Comment les illustrations sur les violences sexuelles ont-elles été reçues ?
Cath m’explique être restée en contact avec des professeurs de son ancien lycée, qui ont fait circuler certaines de ces illustrations pendant des temps de parole dédiés à la sexualité
.
Elle l’a également fait circuler dans son école. Et les réactions ont parfois été teintées de malaise, de maladresse.
« Je l’ai montré à mes profs, à ceux qui voulaient. Généralement je parlais « d’un témoignage », comme si je l’avais trouvé au hasard. Ils devaient bien se douter que c’était le mien, mais j’ai toujours évité le sujet.

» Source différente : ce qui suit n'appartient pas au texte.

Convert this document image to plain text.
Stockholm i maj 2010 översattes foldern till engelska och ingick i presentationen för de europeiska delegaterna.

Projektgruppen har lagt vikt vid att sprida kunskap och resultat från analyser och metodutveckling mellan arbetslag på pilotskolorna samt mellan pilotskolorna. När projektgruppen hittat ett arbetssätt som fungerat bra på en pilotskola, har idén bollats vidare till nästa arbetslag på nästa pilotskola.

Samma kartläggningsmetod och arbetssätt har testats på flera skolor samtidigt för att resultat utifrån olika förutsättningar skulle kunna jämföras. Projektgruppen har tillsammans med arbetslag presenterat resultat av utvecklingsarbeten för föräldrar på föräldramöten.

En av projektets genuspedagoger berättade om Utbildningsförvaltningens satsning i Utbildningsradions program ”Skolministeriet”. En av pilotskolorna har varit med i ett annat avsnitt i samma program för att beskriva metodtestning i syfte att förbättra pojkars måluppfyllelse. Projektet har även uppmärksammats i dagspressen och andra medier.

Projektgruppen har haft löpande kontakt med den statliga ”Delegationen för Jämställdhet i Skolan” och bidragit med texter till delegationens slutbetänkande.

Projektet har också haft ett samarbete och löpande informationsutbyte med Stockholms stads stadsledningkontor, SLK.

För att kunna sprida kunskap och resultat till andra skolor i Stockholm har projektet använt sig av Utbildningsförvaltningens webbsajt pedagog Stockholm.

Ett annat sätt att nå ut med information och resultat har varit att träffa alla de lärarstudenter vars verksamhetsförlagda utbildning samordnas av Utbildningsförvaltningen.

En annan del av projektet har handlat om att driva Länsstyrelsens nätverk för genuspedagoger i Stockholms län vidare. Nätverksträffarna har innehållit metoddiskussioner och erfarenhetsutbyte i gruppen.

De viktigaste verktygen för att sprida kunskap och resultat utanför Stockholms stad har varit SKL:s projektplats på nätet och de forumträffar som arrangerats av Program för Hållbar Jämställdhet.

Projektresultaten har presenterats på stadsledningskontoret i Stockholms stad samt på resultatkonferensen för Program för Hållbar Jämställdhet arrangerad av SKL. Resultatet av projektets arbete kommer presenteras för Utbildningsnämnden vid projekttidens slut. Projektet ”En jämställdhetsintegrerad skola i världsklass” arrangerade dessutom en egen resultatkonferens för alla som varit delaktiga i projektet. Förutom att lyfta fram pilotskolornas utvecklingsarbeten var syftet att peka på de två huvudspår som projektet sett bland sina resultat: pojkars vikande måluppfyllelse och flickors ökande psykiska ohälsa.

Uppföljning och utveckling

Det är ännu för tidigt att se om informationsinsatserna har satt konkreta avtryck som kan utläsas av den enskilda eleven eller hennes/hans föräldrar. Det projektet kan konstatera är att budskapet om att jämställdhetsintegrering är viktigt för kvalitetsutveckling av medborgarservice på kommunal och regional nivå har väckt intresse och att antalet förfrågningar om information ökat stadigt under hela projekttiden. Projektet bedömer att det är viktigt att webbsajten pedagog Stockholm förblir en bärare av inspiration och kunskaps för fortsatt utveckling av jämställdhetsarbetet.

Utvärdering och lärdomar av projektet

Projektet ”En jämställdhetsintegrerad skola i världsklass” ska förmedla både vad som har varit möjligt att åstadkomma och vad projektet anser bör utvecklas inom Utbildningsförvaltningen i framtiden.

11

Ce projet a beaucoup choqué. Je me souviens de mes professeurs, qui généralement n’avaient pas de tabou, et qui prenaient ça avec des pincettes, se refilaient les remarques comme une patate chaude qu’on ne veut pas garder.
Pour les personnes dont je ne suis pas proche, il y avait beaucoup de distance, ils reposaient l’objet en douce en espérant ne pas en reparler avec moi. Ils devaient sentir que c’était personnel. »
Malgré ces réactions mitigées, Cath ne regrette pas une seconde d’avoir mis en images ce qu’elle a vécu, d’avoir livré son témoignage au monde.
« J’étais très fière de le diffuser. C’était ma revanche sur ce mal-être qui me pourrissait un peu. Me dire que j’étais capable de faire de cette matière quelque chose de bien. »
Les violences sexuelles dans le couple discutées à la radio
Un animateur spécialisé en éducation sexuelle, le Dr Kpote, avait fait circuler certains de ces dessins et avait mené Cath Péligrim à intervenir sur RFI.
Avec le recul, elle réitèrerait l’expérience, mais un peu différemment :
« Je n’ai pas envie de cracher dessus parce que c’était une belle expérience, mais avec le recul, j’aurais dû plus m’imposer.
C’était important pour moi de le faire ; quiconque m’aurait dit que c’était une bêtise m’aurait encore plus donné envie de le faire. Et je ne regrette pas.
Mais j’aurais dû être plus claire, plus franche, moins timide. Poser les bons mots et reprendre quand la journaliste disait les mauvais.
C’était des petites choses anodines, mais accumulées, ça faisait beaucoup… elle m’a présentée comme punk parce que j’ai les cheveux bleus et des piercings, mais je ne me suis jamais associée à ça.
À un autre moment, j’avais présenté des travaux de gravure où on voyait juste les jambes fermées d’une femme, ce qui donnait un petit Y avec une mini-fente. »
« Ça s’appelle un pubis ou à la rigueur, pour le peu qu’on en voit, un bout de vulve. Mais je l’ai laissée dire « vagin ».
C’était des tas de petites choses comme ça qui modifiaient un peu mon identité, au final. »
Je trouve ces propos intéressants parce qu’on ne sait pas toujours comment réagir en interview, quand on n’est pas habitué·e à l’exercice.
Est-ce malpoli de reprendre ? Va-t-on passer pour « un chieur » ou « une chieuse » ? Eh bien non ! N’hésitez pas à préciser votre pensée, surtout quand vous n’êtes pas en direct ! Personne ne vous en voudra.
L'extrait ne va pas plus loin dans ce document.